The formulas work, but the data entry experience on mobile is poor enough to be a practical problem. Dropdown validation fields are harder to navigate on a touchscreen, and ARRAYFORMULA outputs occasionally display incorrectly on mobile before refreshing. The recommended approach is to log trades on desktop or laptop and use mobile access for read-only Dashboard review between sessions.
How is the QUERY formula adjusted for a different column layout?
The column letters in the QUERY formula must match the actual column positions in the Trades sheet. If Setup Tag is in Column F and R-Multiple is in Column R, the formula references F and R. If the layout differs, adjust the SELECT and WHERE clauses accordingly. The easiest way to verify: check the column letter at the top of each column in the Trades sheet and map it to the corresponding field name before writing the QUERY.
Can IMPORTRANGE pull trade data directly from a broker export sheet?
Yes, with caveats. IMPORTRANGE can pull specific columns from a separate Sheets workbook, which is useful if the broker provides a Google Sheets export link rather than a CSV. The syntax is =IMPORTRANGE("spreadsheet_url","SheetName!A:Z"). The limitation is that broker export formats rarely match the Trades log column structure exactly, so some manual mapping or a helper column with reformatting formulas is usually required. For most traders, pasting broker CSV data into the Broker Export tab and manually copying the relevant fields into the Trades log is simpler and less error-prone.
What happens to ARRAYFORMULA columns when rows are sorted or filtered?
Sorting the Trades sheet by a column (date, setup type, or P&L) can disrupt ARRAYFORMULA outputs because the formula anchors to specific row positions.
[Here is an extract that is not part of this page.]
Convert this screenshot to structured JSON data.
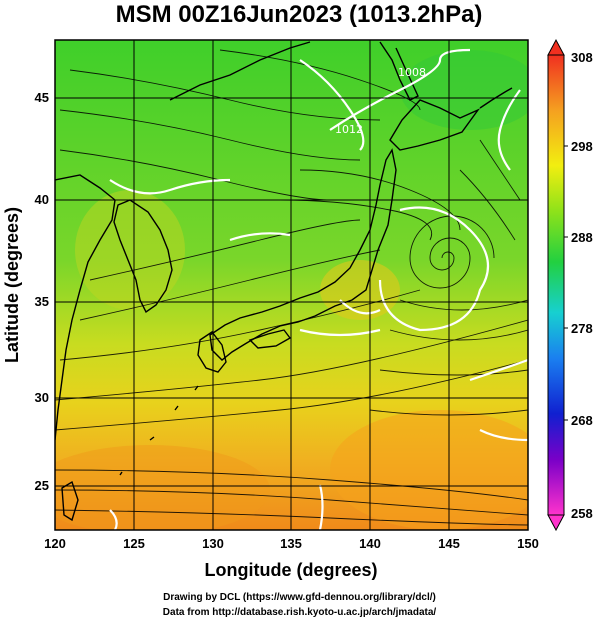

The safest approach: never sort the Trades sheet directly. Instead, use the QUERY formula on the Dashboard or a separate Analysis sheet to produce sorted or filtered views of the data. The Trades sheet stays in chronological entry order, and all sorting happens in read-only formula outputs elsewhere.
Is there a limit to how many trades the journal can handle?
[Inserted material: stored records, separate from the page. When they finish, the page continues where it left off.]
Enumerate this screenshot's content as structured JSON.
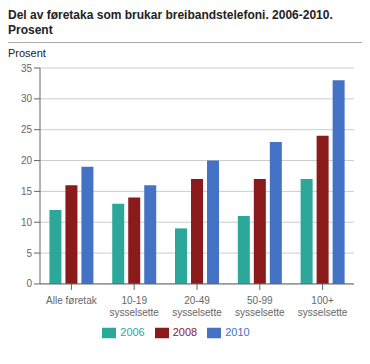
{
  "chart_data": {
    "type": "bar",
    "title": "Del av føretaka som brukar breibandstelefoni. 2006-2010.",
    "subtitle": "Prosent",
    "y_label": "Prosent",
    "categories": [
      "Alle føretak",
      "10-19\nsysselsette",
      "20-49\nsysselsette",
      "50-99\nsysselsette",
      "100+\nsysselsette"
    ],
    "series": [
      {
        "name": "2006",
        "color": "#2ca89a",
        "values": [
          12,
          13,
          9,
          11,
          17
        ]
      },
      {
        "name": "2008",
        "color": "#8b1a1a",
        "values": [
          16,
          14,
          17,
          17,
          24
        ]
      },
      {
        "name": "2010",
        "color": "#4472c4",
        "values": [
          19,
          16,
          20,
          23,
          33
        ]
      }
    ],
    "ylim": [
      0,
      35
    ],
    "yticks": [
      0,
      5,
      10,
      15,
      20,
      25,
      30,
      35
    ],
    "grid": true,
    "legend": "bottom"
  }
}
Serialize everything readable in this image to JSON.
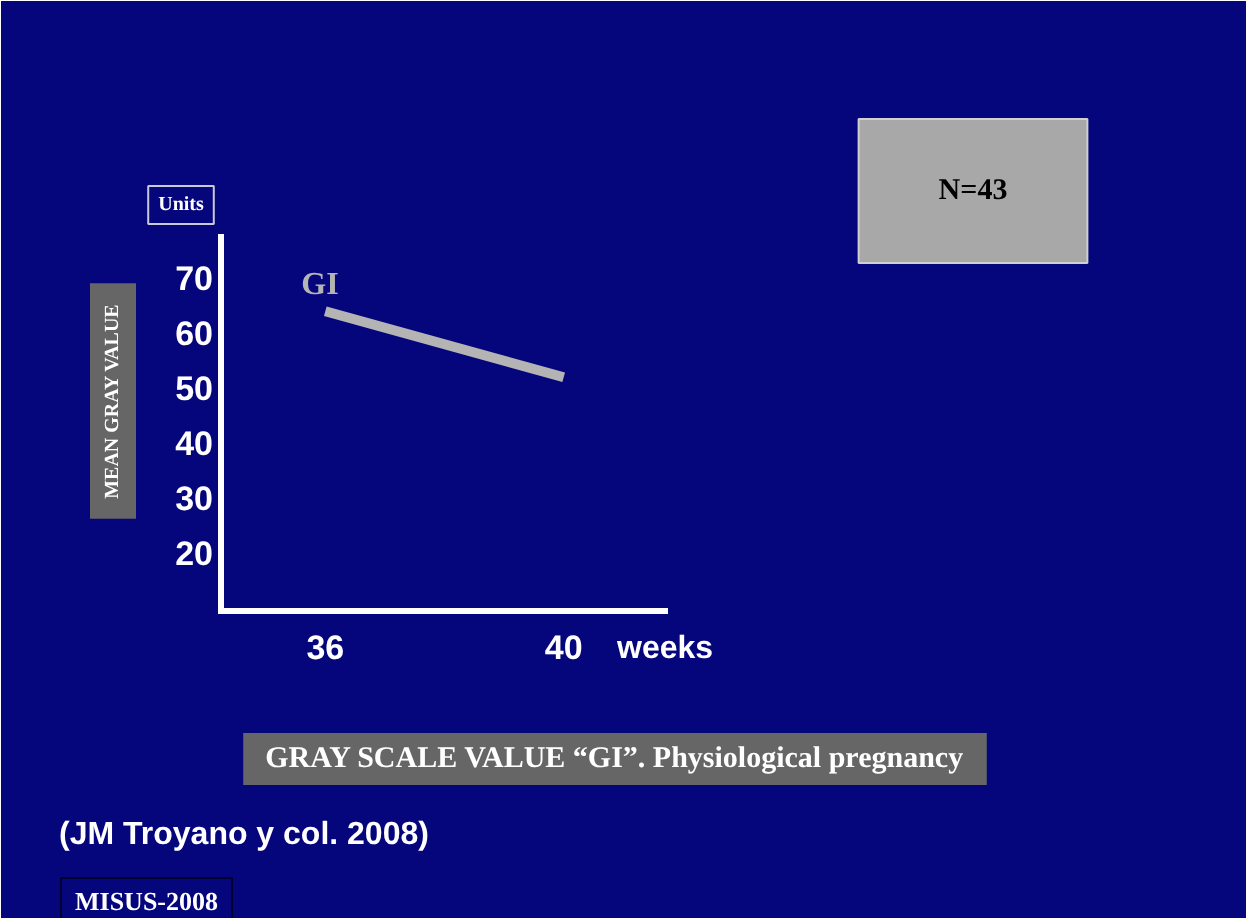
{
  "chart_data": {
    "type": "line",
    "title": "GRAY SCALE VALUE “GI”. Physiological pregnancy",
    "xlabel": "weeks",
    "ylabel": "MEAN GRAY VALUE",
    "x": [
      36,
      40
    ],
    "series": [
      {
        "name": "GI",
        "color": "#b4b4b4",
        "values": [
          64,
          52
        ]
      }
    ],
    "xlim": [
      34.25,
      41.7
    ],
    "ylim": [
      9.5,
      77.5
    ],
    "xticks": [
      36,
      40
    ],
    "yticks": [
      20,
      30,
      40,
      50,
      60,
      70
    ],
    "grid": false,
    "marker": "none",
    "line_style": "solid",
    "annotations": [
      "Units",
      "N=43",
      "(JM Troyano y col. 2008)",
      "MISUS-2008"
    ]
  }
}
Google Sheets handles up to 10 million cells per workbook. At 21 columns per trade, that’s roughly 475,000 rows of trade data, more than any active trader will accumulate. Performance does slow with very large datasets, particularly for QUERY formulas operating over thousands of rows. At above 5,000 trades, consider splitting historical data into an archive sheet and keeping the active Trades sheet to the current year only.
Should the journal be shared with a broker or third party for tax purposes?
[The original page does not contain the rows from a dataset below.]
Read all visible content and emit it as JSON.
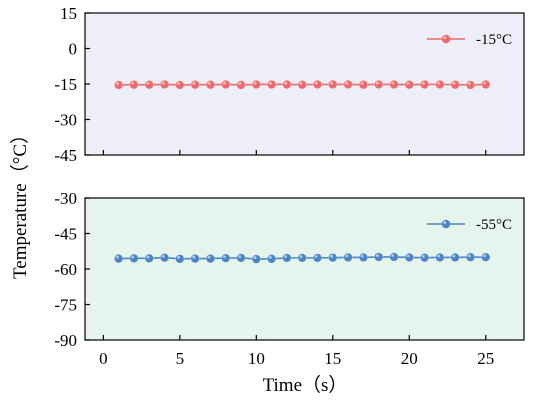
{
  "chart_data": [
    {
      "type": "line",
      "x": [
        1,
        2,
        3,
        4,
        5,
        6,
        7,
        8,
        9,
        10,
        11,
        12,
        13,
        14,
        15,
        16,
        17,
        18,
        19,
        20,
        21,
        22,
        23,
        24,
        25
      ],
      "series": [
        {
          "name": "-15°C",
          "color": "#ee6a6a",
          "values": [
            -15.4,
            -15.3,
            -15.3,
            -15.2,
            -15.4,
            -15.3,
            -15.3,
            -15.2,
            -15.4,
            -15.2,
            -15.2,
            -15.2,
            -15.3,
            -15.2,
            -15.2,
            -15.2,
            -15.3,
            -15.2,
            -15.2,
            -15.3,
            -15.2,
            -15.2,
            -15.3,
            -15.4,
            -15.2
          ]
        }
      ],
      "ylim": [
        -45,
        15
      ],
      "yticks": [
        15,
        0,
        -15,
        -30,
        -45
      ],
      "ytick_labels": [
        "15",
        "0",
        "-15",
        "-30",
        "-45"
      ],
      "background": "#eeeef8",
      "legend": "top-right"
    },
    {
      "type": "line",
      "x": [
        1,
        2,
        3,
        4,
        5,
        6,
        7,
        8,
        9,
        10,
        11,
        12,
        13,
        14,
        15,
        16,
        17,
        18,
        19,
        20,
        21,
        22,
        23,
        24,
        25
      ],
      "series": [
        {
          "name": "-55°C",
          "color": "#4a86c6",
          "values": [
            -55.6,
            -55.5,
            -55.5,
            -55.2,
            -55.7,
            -55.6,
            -55.6,
            -55.4,
            -55.3,
            -55.8,
            -55.7,
            -55.3,
            -55.3,
            -55.3,
            -55.2,
            -55.1,
            -55.1,
            -54.9,
            -54.9,
            -55.1,
            -55.2,
            -55.1,
            -55.1,
            -55.0,
            -55.0
          ]
        }
      ],
      "ylim": [
        -90,
        -30
      ],
      "yticks": [
        -30,
        -45,
        -60,
        -75,
        -90
      ],
      "ytick_labels": [
        "-30",
        "-45",
        "-60",
        "-75",
        "-90"
      ],
      "xlim": [
        -1.2,
        27.5
      ],
      "xticks": [
        0,
        5,
        10,
        15,
        20,
        25
      ],
      "xtick_labels": [
        "0",
        "5",
        "10",
        "15",
        "20",
        "25"
      ],
      "background": "#e5f4ec",
      "legend": "top-right"
    }
  ],
  "labels": {
    "ylabel": "Temperature（°C）",
    "xlabel": "Time（s）"
  }
}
No. The trading journal is a performance analysis tool, not a tax document. Brokerage statements and official trade confirmations are the appropriate records for tax purposes. The journal figures will differ from brokerage records in some cases (different commission calculations, open trade inclusion) and should not be used as a substitute for official documentation. For tax record-keeping, the broker’s annual statement is the authoritative source.